June 20, 2009 12:00 am


, NAIROBI, Kenya, Jun 20 – The UN’s refugee agency has appealed to the government to provide land to house the growing number of refugees in Dadaab camp.

United Nations High Commissioner for Refugees (UNHCR) Deputy Representative Antonio Kanyandula said the situation at the Northern Kenya site, which was designed to accommodate 90,000 refugees, is dire as it is now home to 270,000 people.

“Even if you wanted to build one more shelter, you really have to go to areas that are flood-prone or to those built as fire bricks so we have been requesting the government to look at that situation and see whether they can give us additional land,” he explained.

Although he said it would be difficult to estimate how much land would be enough, Mr Kanyandula said they would like land where each family can have a ‘standard’ space and still have room to put up social amenities such as dispensaries and schools.

“We have been shown a camp site of 2,000 acres but with standards for each family and environmental concerns taken into account, this piece of land can only be adequate for 120,000 people,” the official added.

The overcrowding at the camp, Mr Kanyandula said had brought with it various challenges which were hampering service delivery.

He expressed these organisations’ willingness to work together with the government to address the various concerns such as security that it may have.
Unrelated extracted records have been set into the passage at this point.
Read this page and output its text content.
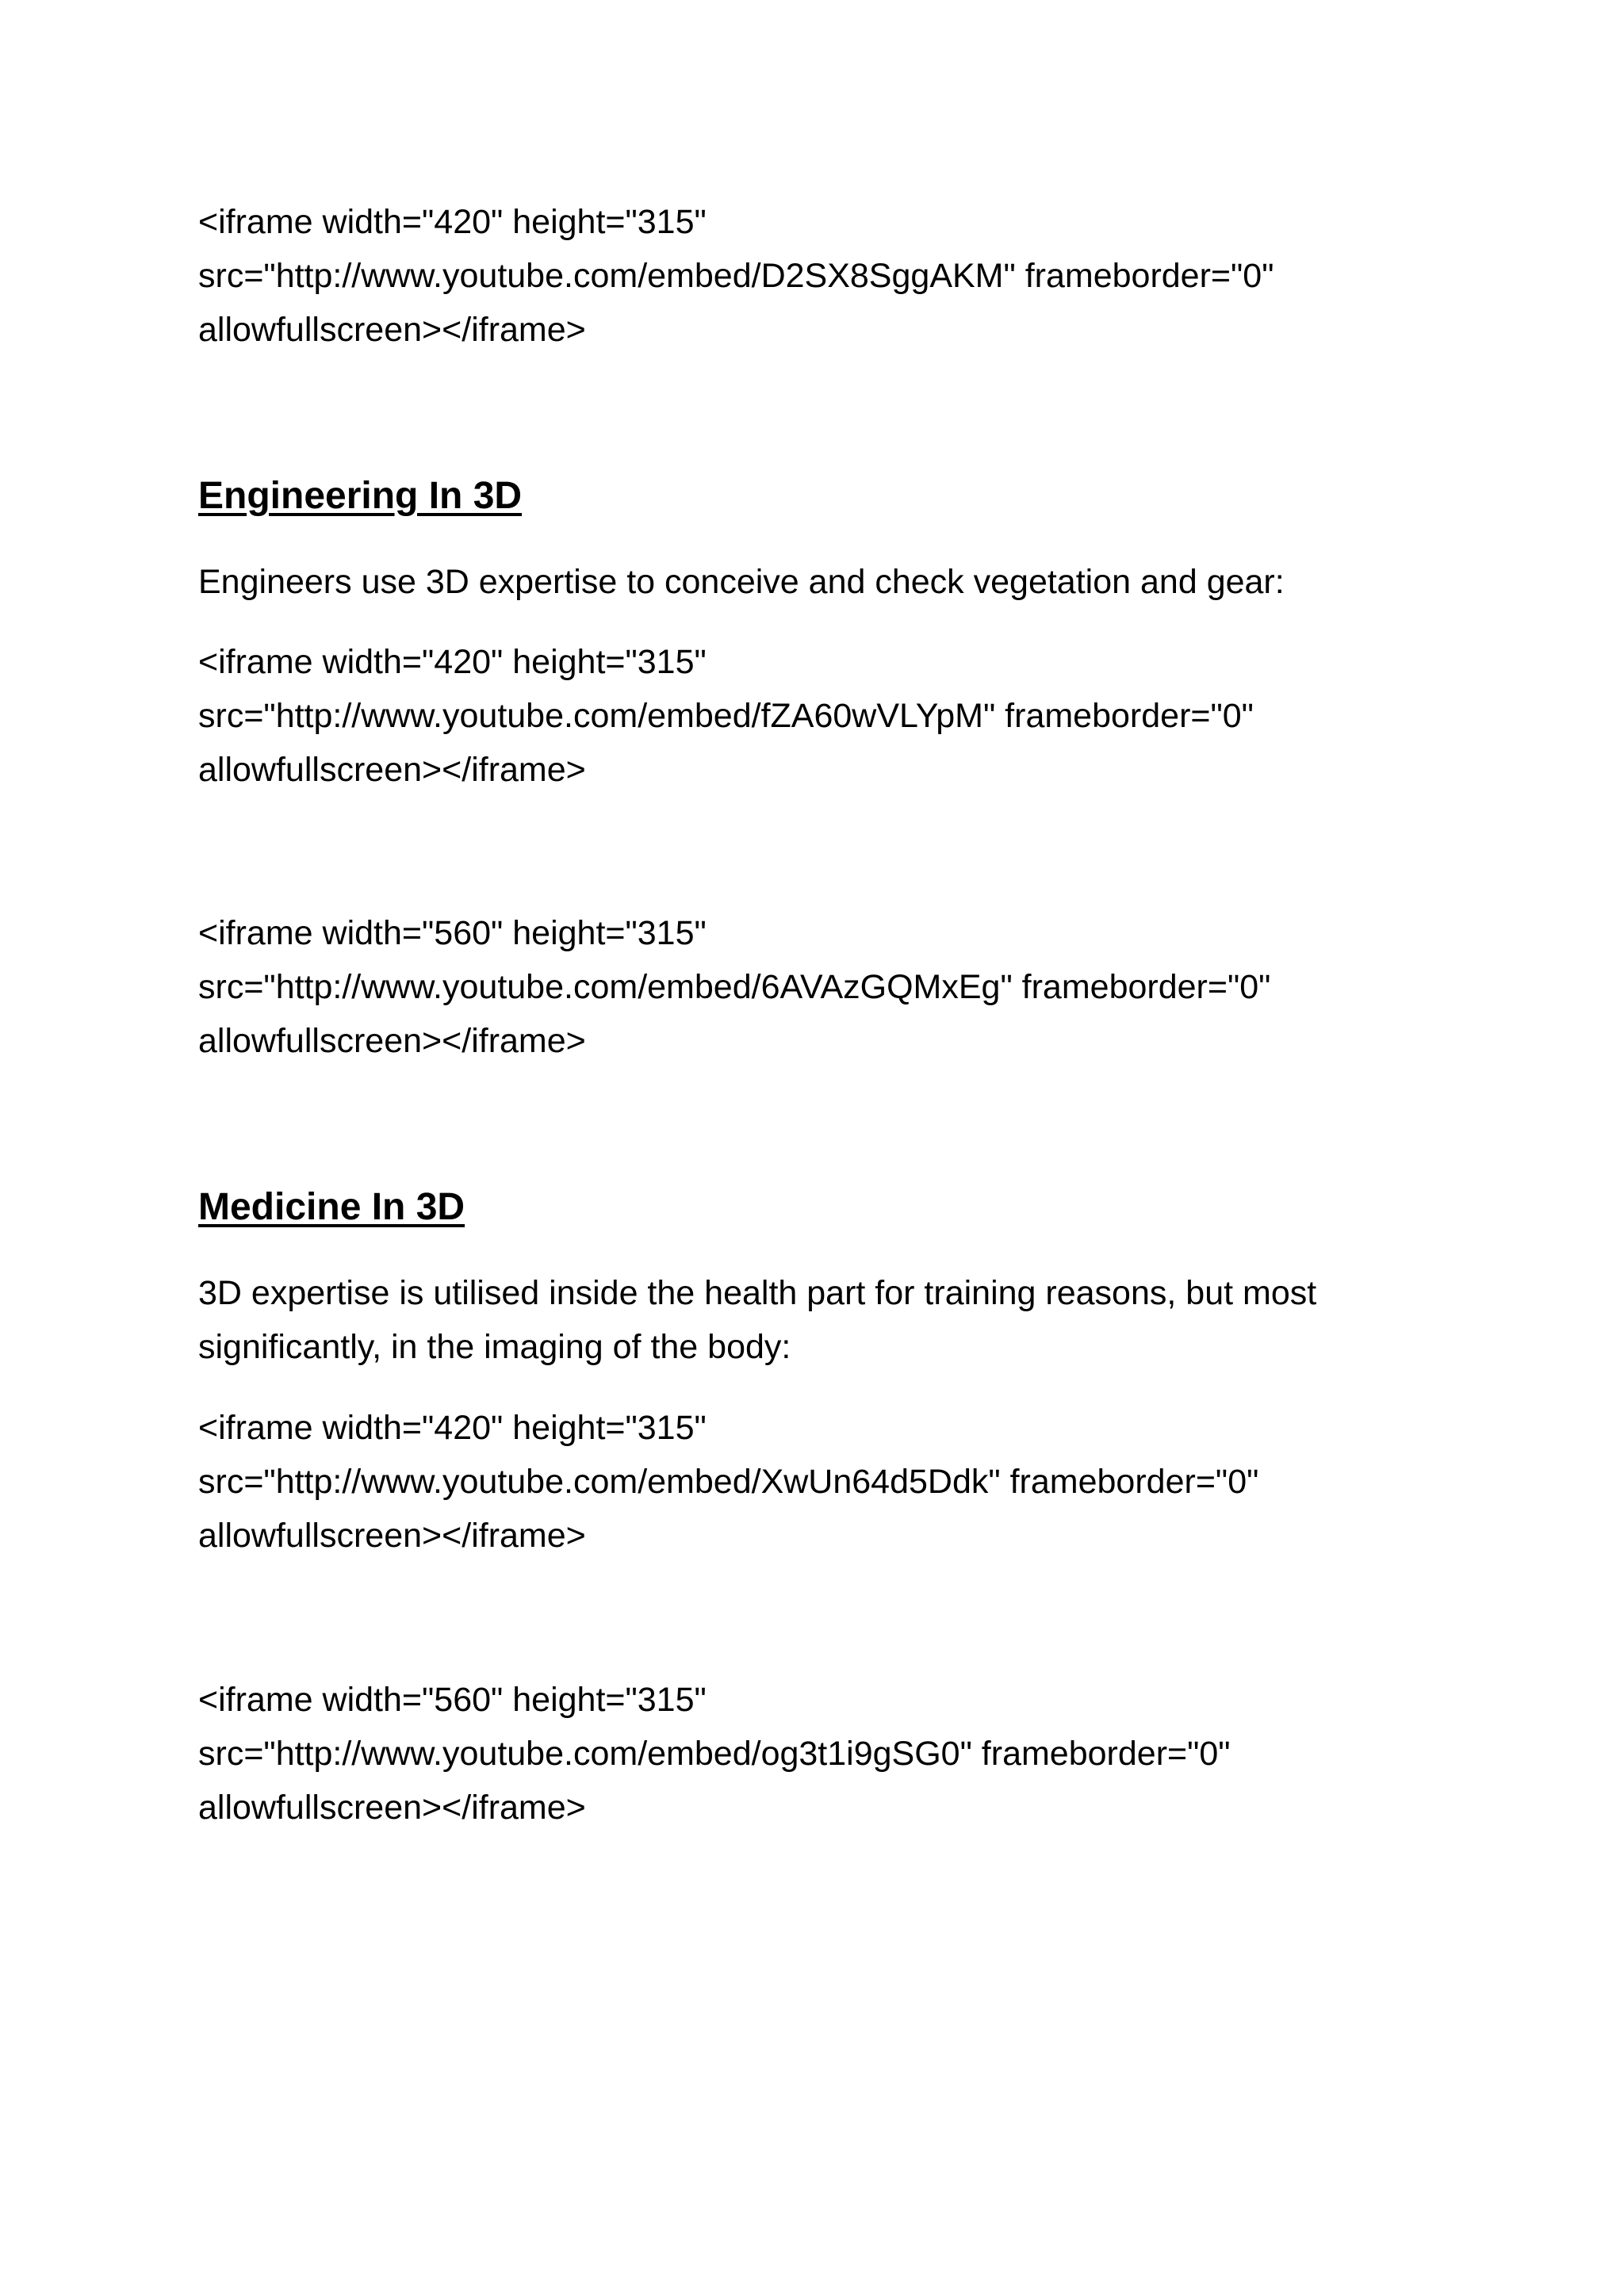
<iframe width="420" height="315"

src="http://www.youtube.com/embed/D2SX8SggAKM" frameborder="0"

allowfullscreen></iframe>

Engineering In 3D

Engineers use 3D expertise to conceive and check vegetation and gear:

<iframe width="420" height="315"

src="http://www.youtube.com/embed/fZA60wVLYpM" frameborder="0"

allowfullscreen></iframe>

<iframe width="560" height="315"

src="http://www.youtube.com/embed/6AVAzGQMxEg" frameborder="0"

allowfullscreen></iframe>

Medicine In 3D

3D expertise is utilised inside the health part for training reasons, but most

significantly, in the imaging of the body:

<iframe width="420" height="315"

src="http://www.youtube.com/embed/XwUn64d5Ddk" frameborder="0"

allowfullscreen></iframe>

<iframe width="560" height="315"

src="http://www.youtube.com/embed/og3t1i9gSG0" frameborder="0"

allowfullscreen></iframe>
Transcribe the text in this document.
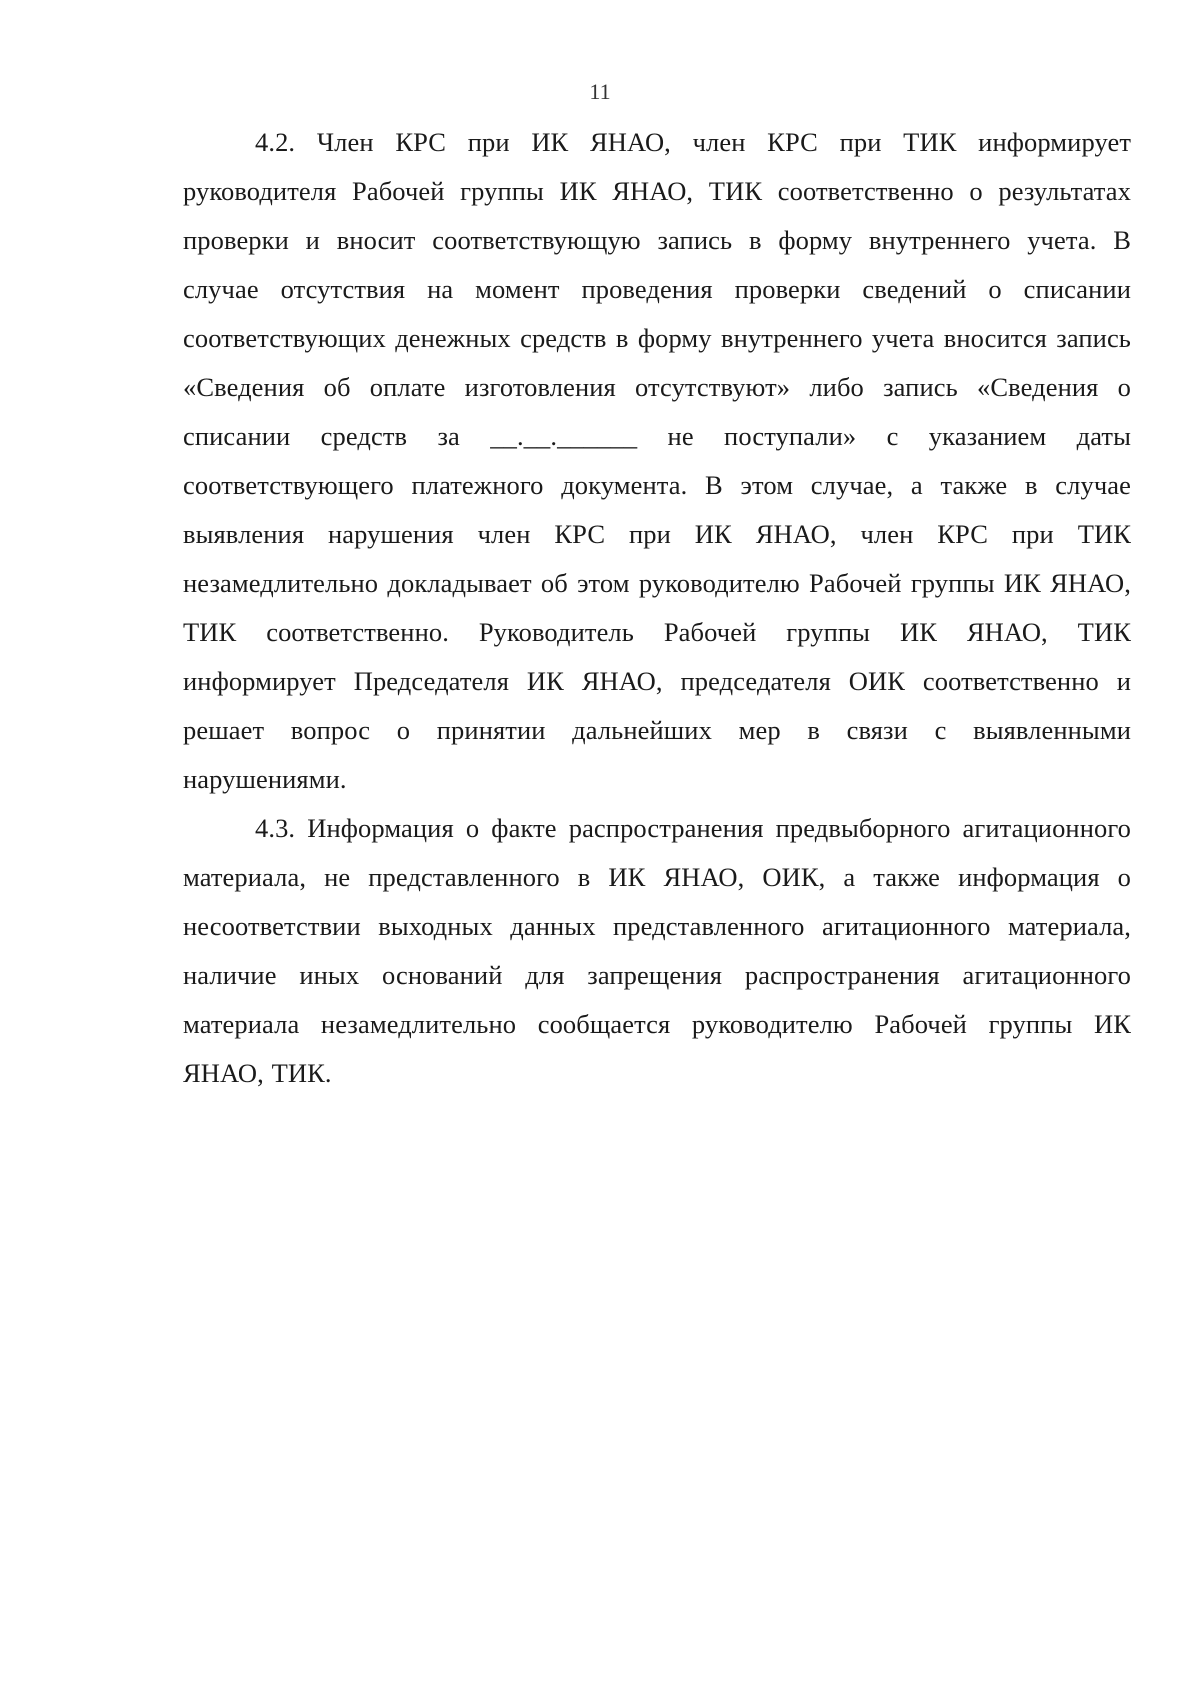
11

4.2. Член КРС при ИК ЯНАО, член КРС при ТИК информирует руководителя Рабочей группы ИК ЯНАО, ТИК соответственно о результатах проверки и вносит соответствующую запись в форму внутреннего учета. В случае отсутствия на момент проведения проверки сведений о списании соответствующих денежных средств в форму внутреннего учета вносится запись «Сведения об оплате изготовления отсутствуют» либо запись «Сведения о списании средств за __.__.______ не поступали» с указанием даты соответствующего платежного документа. В этом случае, а также в случае выявления нарушения член КРС при ИК ЯНАО, член КРС при ТИК незамедлительно докладывает об этом руководителю Рабочей группы ИК ЯНАО, ТИК соответственно. Руководитель Рабочей группы ИК ЯНАО, ТИК информирует Председателя ИК ЯНАО, председателя ОИК соответственно и решает вопрос о принятии дальнейших мер в связи с выявленными нарушениями.

4.3. Информация о факте распространения предвыборного агитационного материала, не представленного в ИК ЯНАО, ОИК, а также информация о несоответствии выходных данных представленного агитационного материала, наличие иных оснований для запрещения распространения агитационного материала незамедлительно сообщается руководителю Рабочей группы ИК ЯНАО, ТИК.
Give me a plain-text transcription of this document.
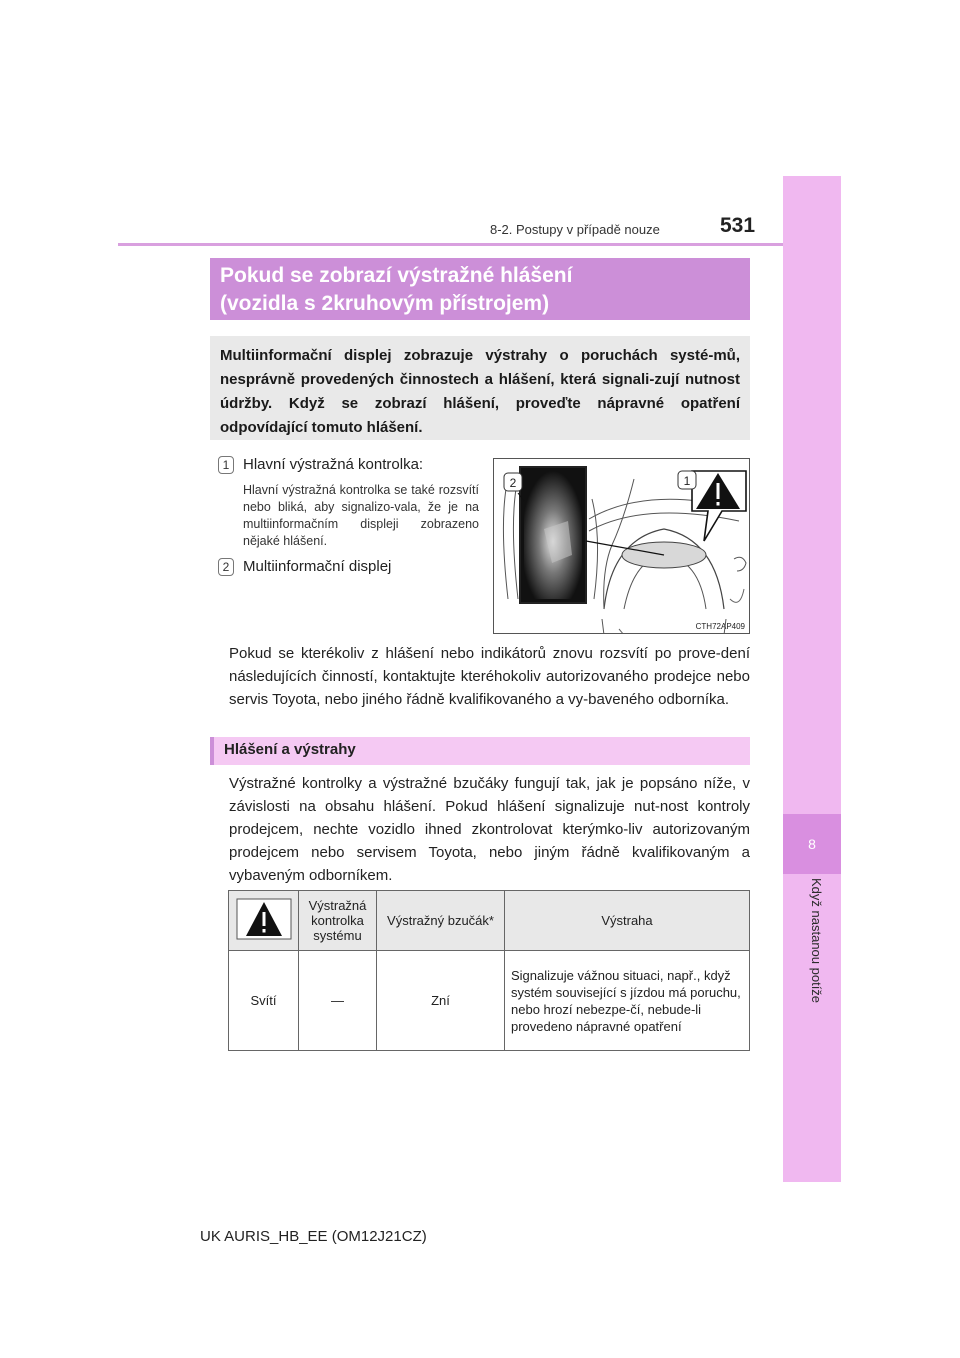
8
Když nastanou potíže
8-2. Postupy v případě nouze	531
Pokud se zobrazí výstražné hlášení
(vozidla s 2kruhovým přístrojem)
Multiinformační displej zobrazuje výstrahy o poruchách systé-mů, nesprávně provedených činnostech a hlášení, která signali-zují nutnost údržby. Když se zobrazí hlášení, proveďte nápravné opatření odpovídající tomuto hlášení.
1 Hlavní výstražná kontrolka:
Hlavní výstražná kontrolka se také rozsvítí nebo bliká, aby signalizo-vala, že je na multiinformačním displeji zobrazeno nějaké hlášení.
2 Multiinformační displej
2	1
CTH72AP409
Pokud se kterékoliv z hlášení nebo indikátorů znovu rozsvítí po prove-dení následujících činností, kontaktujte kteréhokoliv autorizovaného prodejce nebo servis Toyota, nebo jiného řádně kvalifikovaného a vy-baveného odborníka.
Hlášení a výstrahy
Výstražné kontrolky a výstražné bzučáky fungují tak, jak je popsáno níže, v závislosti na obsahu hlášení. Pokud hlášení signalizuje nut-nost kontroly prodejcem, nechte vozidlo ihned zkontrolovat kterýmko-liv autorizovaným prodejcem nebo servisem Toyota, nebo jiným řádně kvalifikovaným a vybaveným odborníkem.
	Výstražná kontrolka systému	Výstražný bzučák*	Výstraha
Svítí	—	Zní	Signalizuje vážnou situaci, např., když systém související s jízdou má poruchu, nebo hrozí nebezpe-čí, nebude-li provedeno nápravné opatření
UK AURIS_HB_EE (OM12J21CZ)
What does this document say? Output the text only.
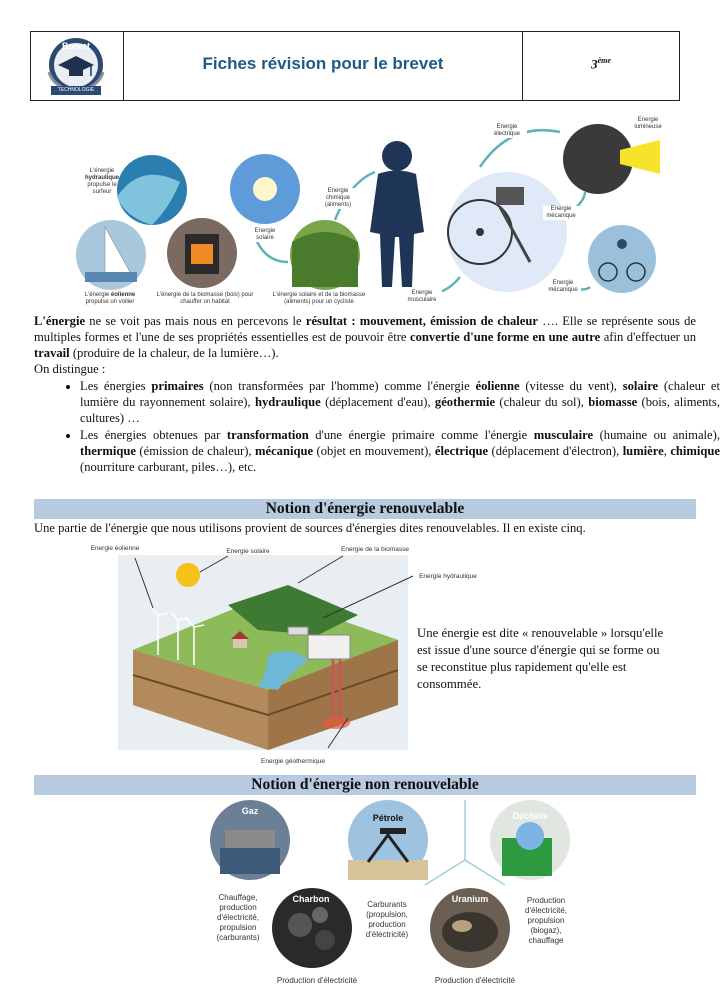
Brevet
TECHNOLOGIE
Fiches révision pour le brevet	3ème
L'énergie
hydraulique
propulse le surfeur
L'énergie éolienne
propulse un voilier
L'énergie de la biomasse (bois) pour chauffer un habitat
L'énergie solaire et de la biomasse (aliments) pour un cycliste
Energie solaire
Energie chimique (aliments)
Energie musculaire
Energie électrique
Energie lumineuse
Energie mécanique
Energie mécanique
L'énergie ne se voit pas mais nous en percevons le résultat : mouvement, émission de chaleur …. Elle se représente sous de multiples formes et l'une de ses propriétés essentielles est de pouvoir être convertie d'une forme en une autre afin d'effectuer un travail (produire de la chaleur, de la lumière…).
On distingue :
• Les énergies primaires (non transformées par l'homme) comme l'énergie éolienne (vitesse du vent), solaire (chaleur et lumière du rayonnement solaire), hydraulique (déplacement d'eau), géothermie (chaleur du sol), biomasse (bois, aliments, cultures) …
• Les énergies obtenues par transformation d'une énergie primaire comme l'énergie musculaire (humaine ou animale), thermique (émission de chaleur), mécanique (objet en mouvement), électrique (déplacement d'électron), lumière, chimique (nourriture carburant, piles…), etc.
Notion d'énergie renouvelable
Une partie de l'énergie que nous utilisons provient de sources d'énergies dites renouvelables. Il en existe cinq.
Energie éolienne	Energie solaire	Energie de la biomasse
Energie hydraulique
Energie géothermique
Une énergie est dite « renouvelable » lorsqu'elle est issue d'une source d'énergie qui se forme ou se reconstitue plus rapidement qu'elle est consommée.
Notion d'énergie non renouvelable
Gaz
Pétrole	Déchets
Charbon	Uranium
Chauffage, production d'électricité, propulsion (carburants)
Carburants (propulsion, production d'électricité)
Production d'électricité, propulsion (biogaz), chauffage
Production d'électricité	Production d'électricité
“We are not experts on say security but we would certainly be willing to listen and engage in discussions on how you manage a refugee situation while at the same time cater for the security issues,” he added.

Mr Kanyandula spoke in Nairobi after celebrations to mark the World’s Refugee Day- a day aimed at raising global awareness of the plight of people who have been forced from their homes by war or political persecution.

Participants heard that at the end of last year, 42 million people across the globe had been uprooted from their homes.

80 percent of these refugees are in developing countries with the majority being the internally displaced.

“The total includes 16 million refugees and asylum seekers and 26 million internally displaced people uprooted within their own countries,” observes a new report dubbed ‘Global Trends’ by the UN refugee agency.

It also indicates that during the year (2008), there was a sharp slowdown in repatriation amid more prolonged conflicts resulting in protracted displacement.

The figure is however expected to rise in 2009, where there is already an increase in the number of people being forced out of their homes through conflicts.